Load large dataset into crossfilter/dc.js-open source projects square/crossfilter
I built a crossfilter with several dimensions and groups to display the data visually using dc.js. The data visualized is bike trip data, and each trip will be loaded in. Right now, there’s over 750,000 pieces of data. The JSON file I’m using is 70 mb large, and will only need to grow as I receive more data in the months to come.
So my question is, how can I make the data more lean so it can scale well? Right now it is taking approximately 15 seconds to load on my internet connection, but I’m worried that it will take too long once I have too much data. Also, I’ve tried (unsuccessfully) to get a progress bar/spinner to display while the data loads, but I’m unsuccessful.

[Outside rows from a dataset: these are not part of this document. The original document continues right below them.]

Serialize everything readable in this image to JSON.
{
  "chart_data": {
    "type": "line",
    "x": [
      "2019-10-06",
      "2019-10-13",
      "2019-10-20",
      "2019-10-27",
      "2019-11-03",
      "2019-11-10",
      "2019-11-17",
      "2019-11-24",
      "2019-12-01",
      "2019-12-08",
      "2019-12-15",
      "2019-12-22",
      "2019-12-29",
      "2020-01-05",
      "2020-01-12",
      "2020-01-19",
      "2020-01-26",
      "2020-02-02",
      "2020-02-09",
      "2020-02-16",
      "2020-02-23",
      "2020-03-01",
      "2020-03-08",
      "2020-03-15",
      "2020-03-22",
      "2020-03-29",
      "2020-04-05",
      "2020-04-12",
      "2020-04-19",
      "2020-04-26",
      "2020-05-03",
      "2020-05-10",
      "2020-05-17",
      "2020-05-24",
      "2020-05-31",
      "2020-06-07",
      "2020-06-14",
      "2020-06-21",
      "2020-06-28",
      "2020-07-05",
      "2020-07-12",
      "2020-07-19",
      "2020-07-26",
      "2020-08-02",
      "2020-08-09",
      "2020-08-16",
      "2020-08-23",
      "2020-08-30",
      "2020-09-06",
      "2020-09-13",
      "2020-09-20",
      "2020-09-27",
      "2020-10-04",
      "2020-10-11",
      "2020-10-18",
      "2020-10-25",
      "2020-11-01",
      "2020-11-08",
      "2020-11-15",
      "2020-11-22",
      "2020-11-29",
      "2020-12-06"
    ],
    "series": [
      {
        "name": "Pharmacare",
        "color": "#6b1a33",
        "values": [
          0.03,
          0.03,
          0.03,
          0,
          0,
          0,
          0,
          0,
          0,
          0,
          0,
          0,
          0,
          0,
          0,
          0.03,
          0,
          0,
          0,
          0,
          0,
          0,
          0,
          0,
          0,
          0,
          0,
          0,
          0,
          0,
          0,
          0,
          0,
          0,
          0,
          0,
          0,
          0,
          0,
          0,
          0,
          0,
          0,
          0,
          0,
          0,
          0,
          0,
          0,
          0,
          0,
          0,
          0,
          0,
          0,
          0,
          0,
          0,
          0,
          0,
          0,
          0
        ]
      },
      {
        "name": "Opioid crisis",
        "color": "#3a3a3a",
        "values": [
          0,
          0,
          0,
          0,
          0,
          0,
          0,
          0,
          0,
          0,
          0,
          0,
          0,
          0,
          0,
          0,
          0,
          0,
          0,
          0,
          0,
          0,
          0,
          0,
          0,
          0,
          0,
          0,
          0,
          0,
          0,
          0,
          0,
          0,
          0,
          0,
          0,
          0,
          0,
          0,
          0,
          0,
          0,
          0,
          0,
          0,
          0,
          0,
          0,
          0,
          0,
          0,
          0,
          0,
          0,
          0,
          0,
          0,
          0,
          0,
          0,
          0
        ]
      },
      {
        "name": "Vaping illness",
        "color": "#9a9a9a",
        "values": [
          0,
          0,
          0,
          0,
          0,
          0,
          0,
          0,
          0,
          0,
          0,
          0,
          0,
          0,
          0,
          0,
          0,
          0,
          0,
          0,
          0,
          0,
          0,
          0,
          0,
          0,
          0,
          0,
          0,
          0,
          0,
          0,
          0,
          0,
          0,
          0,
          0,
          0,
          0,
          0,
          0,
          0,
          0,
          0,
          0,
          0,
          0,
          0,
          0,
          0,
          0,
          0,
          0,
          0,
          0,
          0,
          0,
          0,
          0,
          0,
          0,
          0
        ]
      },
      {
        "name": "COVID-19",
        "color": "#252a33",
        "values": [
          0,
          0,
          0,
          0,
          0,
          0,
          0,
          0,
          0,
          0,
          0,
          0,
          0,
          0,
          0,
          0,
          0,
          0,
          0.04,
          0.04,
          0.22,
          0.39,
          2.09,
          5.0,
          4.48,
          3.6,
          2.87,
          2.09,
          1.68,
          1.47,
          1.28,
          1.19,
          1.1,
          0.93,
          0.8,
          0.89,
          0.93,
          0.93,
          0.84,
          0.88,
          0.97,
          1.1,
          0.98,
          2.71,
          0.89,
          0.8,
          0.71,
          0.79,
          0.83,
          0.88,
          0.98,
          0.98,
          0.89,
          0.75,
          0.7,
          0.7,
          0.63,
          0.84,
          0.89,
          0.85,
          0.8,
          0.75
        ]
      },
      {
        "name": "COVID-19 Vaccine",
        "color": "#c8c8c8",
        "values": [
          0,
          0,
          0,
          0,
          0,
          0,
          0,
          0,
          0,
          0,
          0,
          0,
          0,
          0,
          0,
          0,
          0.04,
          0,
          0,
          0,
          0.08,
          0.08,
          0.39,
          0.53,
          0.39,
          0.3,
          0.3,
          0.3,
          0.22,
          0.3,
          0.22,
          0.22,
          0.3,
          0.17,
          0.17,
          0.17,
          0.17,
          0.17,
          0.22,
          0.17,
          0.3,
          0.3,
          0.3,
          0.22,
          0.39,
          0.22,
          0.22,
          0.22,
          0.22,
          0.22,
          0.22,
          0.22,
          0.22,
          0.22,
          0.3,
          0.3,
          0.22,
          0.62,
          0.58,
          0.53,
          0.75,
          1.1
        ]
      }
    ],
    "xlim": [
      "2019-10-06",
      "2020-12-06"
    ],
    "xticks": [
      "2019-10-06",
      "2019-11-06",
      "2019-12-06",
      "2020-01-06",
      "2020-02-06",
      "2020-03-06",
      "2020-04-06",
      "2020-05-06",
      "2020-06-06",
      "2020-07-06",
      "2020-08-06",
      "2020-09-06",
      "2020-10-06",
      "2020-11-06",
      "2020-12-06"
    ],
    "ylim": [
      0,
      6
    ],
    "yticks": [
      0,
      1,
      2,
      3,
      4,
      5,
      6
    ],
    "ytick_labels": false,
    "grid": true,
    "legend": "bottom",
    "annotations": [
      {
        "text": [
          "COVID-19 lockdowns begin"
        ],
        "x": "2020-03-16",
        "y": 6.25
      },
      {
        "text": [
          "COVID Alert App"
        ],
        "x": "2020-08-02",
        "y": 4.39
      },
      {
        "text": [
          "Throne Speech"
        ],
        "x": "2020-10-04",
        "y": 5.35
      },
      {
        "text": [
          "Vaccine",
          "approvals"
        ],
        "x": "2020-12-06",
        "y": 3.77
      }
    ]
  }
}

The columns I need for the data are start_date, start_time, usertype, gender, tripduration, meters, age
. I have shortened these fields in my JSON to start_date, start_time, u, g, dur, m, age
so the file is smaller. On the crossfilter there is a line chart at the top showing the total # of trips per day. Below that there are row charts for the day of week (calculated from the data), month (also calculated), and pie charts for usertype, gender, and age. Below that there are two bar charts for the start_time (rounded down to the hour) and tripduration (rounded up to the minute).
The project is on GitHub: https://github.com/shaunjacobsen/divvy_explorer (the dataset is in data2.json). I tried to create a jsfiddle but it is not working (likely due to the data, even gathering only 1,000 rows and loading it into the HTML with
tags): http://jsfiddle.net/QLCS2/
Ideally it would function so that only the data for the top chart would load in first: this would load quickly since it's just a count of data by day. However, once it gets down into the other charts it needs progressively more data to drill down into finer details. Any ideas on how to get this to function?